The Django Festival AllStars is currently back on tour in the US, and in Philadelphia on November 6 for a dynamic one-nighter in the Perelman Theater playing to a crowd of avid fans. Their 90-minute set proved once again that they are the keepers of the flame of the indelible jazz artistry and legacy of guitarist Django Reinhardt and violinist Stephan Grappelli,
Reinhardt and Grappelli made more than musical history as Europe’s groundbreaking jazz band Hot Club Quintet in Paris. When the Germans barred jazz as ‘decadent,’ the band was so popular in France, they weren’t shut down, and in some in the band were even part of the French resistance.
This many years later, the music is still hot and The Festival AllStars – accordionist Ludovic Beier, Lead guitarist Samson Schmitt, violinist Pierre Blanchard, Bassist Antonio Liousati, and rhythmic guitarist Philippe Cuillerier- are all virtuoso soloists, together they are joyously a musical band of brothers.
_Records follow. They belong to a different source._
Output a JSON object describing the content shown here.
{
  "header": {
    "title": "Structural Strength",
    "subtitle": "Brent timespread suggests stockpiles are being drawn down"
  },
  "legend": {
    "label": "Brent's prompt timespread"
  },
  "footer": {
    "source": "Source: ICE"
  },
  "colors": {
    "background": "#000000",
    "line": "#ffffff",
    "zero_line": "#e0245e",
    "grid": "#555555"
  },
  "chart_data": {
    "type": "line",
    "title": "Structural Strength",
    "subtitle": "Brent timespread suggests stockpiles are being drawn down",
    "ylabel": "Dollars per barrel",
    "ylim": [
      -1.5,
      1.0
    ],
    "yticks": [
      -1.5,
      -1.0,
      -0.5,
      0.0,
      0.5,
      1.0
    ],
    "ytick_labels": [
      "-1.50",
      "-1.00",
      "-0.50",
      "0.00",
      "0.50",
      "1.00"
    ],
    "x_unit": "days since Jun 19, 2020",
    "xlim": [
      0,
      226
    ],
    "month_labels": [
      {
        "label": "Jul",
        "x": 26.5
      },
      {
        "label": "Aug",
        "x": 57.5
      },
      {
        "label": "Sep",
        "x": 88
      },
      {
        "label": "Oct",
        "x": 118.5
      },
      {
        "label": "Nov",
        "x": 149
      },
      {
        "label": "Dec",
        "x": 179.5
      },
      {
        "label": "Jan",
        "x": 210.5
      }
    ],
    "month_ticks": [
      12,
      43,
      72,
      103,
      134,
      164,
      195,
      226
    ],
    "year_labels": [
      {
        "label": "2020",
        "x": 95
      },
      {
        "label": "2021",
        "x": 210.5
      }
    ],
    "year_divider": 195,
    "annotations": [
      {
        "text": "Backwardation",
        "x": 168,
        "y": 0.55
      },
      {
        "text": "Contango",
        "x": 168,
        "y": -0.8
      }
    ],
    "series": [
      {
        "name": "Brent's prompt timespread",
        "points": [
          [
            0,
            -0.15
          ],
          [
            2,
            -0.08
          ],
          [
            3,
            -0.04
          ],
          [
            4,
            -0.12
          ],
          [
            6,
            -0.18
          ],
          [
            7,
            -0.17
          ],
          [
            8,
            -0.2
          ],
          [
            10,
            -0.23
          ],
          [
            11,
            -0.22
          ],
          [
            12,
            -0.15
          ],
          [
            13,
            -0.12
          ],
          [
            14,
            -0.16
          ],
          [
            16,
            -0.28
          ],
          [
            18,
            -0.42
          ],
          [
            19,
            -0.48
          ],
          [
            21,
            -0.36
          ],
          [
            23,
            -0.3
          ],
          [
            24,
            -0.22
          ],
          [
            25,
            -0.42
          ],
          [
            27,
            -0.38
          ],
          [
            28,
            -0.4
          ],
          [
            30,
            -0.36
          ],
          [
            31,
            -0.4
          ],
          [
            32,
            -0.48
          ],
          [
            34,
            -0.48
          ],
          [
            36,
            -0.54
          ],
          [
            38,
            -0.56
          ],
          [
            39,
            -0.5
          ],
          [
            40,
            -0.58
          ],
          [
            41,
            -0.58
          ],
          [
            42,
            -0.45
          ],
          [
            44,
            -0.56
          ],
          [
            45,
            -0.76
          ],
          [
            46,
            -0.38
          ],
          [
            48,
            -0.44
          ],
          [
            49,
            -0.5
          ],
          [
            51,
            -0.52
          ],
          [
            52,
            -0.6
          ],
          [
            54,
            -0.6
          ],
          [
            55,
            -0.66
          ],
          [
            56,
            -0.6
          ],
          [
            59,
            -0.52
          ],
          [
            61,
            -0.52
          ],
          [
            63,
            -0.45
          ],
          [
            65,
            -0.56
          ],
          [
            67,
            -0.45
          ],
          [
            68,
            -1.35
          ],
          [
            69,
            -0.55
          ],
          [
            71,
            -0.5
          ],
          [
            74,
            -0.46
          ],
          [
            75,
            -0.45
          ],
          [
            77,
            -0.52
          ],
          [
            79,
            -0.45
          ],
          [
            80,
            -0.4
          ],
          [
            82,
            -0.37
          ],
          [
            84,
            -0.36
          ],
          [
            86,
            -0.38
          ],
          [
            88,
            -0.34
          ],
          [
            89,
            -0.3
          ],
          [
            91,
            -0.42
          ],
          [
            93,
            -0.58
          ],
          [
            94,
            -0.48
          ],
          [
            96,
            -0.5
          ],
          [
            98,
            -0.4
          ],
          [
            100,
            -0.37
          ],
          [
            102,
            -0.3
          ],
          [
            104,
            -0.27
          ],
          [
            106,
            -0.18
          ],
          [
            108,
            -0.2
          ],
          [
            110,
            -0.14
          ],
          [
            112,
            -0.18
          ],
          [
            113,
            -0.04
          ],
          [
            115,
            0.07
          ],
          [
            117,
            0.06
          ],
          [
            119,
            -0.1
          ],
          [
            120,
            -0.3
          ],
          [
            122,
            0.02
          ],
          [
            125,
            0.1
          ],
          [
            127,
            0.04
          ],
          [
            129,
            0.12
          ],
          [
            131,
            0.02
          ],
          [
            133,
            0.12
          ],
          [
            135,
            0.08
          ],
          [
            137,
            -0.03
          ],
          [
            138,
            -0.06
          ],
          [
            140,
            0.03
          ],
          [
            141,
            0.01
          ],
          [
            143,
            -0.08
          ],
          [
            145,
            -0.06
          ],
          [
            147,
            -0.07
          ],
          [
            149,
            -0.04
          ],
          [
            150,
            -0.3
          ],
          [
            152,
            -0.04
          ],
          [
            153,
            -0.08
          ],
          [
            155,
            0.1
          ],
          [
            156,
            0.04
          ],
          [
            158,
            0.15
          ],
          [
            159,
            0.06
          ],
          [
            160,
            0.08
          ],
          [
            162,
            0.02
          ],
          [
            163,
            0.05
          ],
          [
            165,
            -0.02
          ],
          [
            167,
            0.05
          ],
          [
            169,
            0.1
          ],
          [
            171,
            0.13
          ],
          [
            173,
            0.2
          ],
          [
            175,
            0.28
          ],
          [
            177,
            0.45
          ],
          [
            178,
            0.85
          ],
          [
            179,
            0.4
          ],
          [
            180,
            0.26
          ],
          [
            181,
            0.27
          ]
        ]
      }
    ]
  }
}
Their repertoire includes Reinhardt classics, but mostly they performed their own contemporary compositions which fuse the style of French folkloric, gypsy and American jazz styles. .
The freewheeling 90-minute set of a dozen tunes was kicked off with Samson Schmitt’s flamenco laced guitar solo to ‘Attitude Manouche’ with each player following suit with their own solos.
Next, the band prompted the audience to clap rhythmically to ‘Troublant Romeo’ composed by Pierre Blanchard, as ignited by Ludovic Beier’s rollicking accordion dancing around Schmitt’s steely riffs, then Blanchard taking the floor with a blazing violin lead. Later in the concert, Blanchard’s ‘Nocturne’ starts with a discordant, edgy opening with echoes of Janacek that melt into gorgeous French lyrical lines. Then he flies into a rousing ‘Balkanic Dance.’
Schmitt, Cuillerier, and Luiosati’ turned in a smoldering rendition of jazz composer Tchan Tchou Vidal’s 50s classic ‘La Gitane’ arranged for trio.
Ludovic Beier’s composition ‘Late Train’ starts off as a 20s era foxtrot orchestral before it careens into rollicking big-band swing number. Beier’s hands dancing so fluidly over the dual keyboards of his accordion that one can get transfixed by his precision.
The tune ‘Dorado’s Smile’ is a soulful homage to Dorado Schmitt, who is Samson’s father’s cousin. Dorado guitarist/composer who teamed up with Babik Reinhardt (Django’s son) which led to the formation of the AllStars.
‘Carnegie Hall’ is a comedy number by Philippe Cuillerier’s that was inspired by the panic he experienced the first time he performed in that storied temple of classical music. Cuillerier barks out the lyrics that expose the limits of his voice, but then midway through he starts scat-singing and his voice lands with an impressive range- a combination of bari-tenor growls, feral phrases, and pure manic vocal invention- which blew the roof off to the obvious delight of this audience.
The All-Stars musicians, but it is their immediacy and camaraderie that builds each concert into a musical occasion, and this night, it was greeted with lusty applause throughout from their many Philly fans.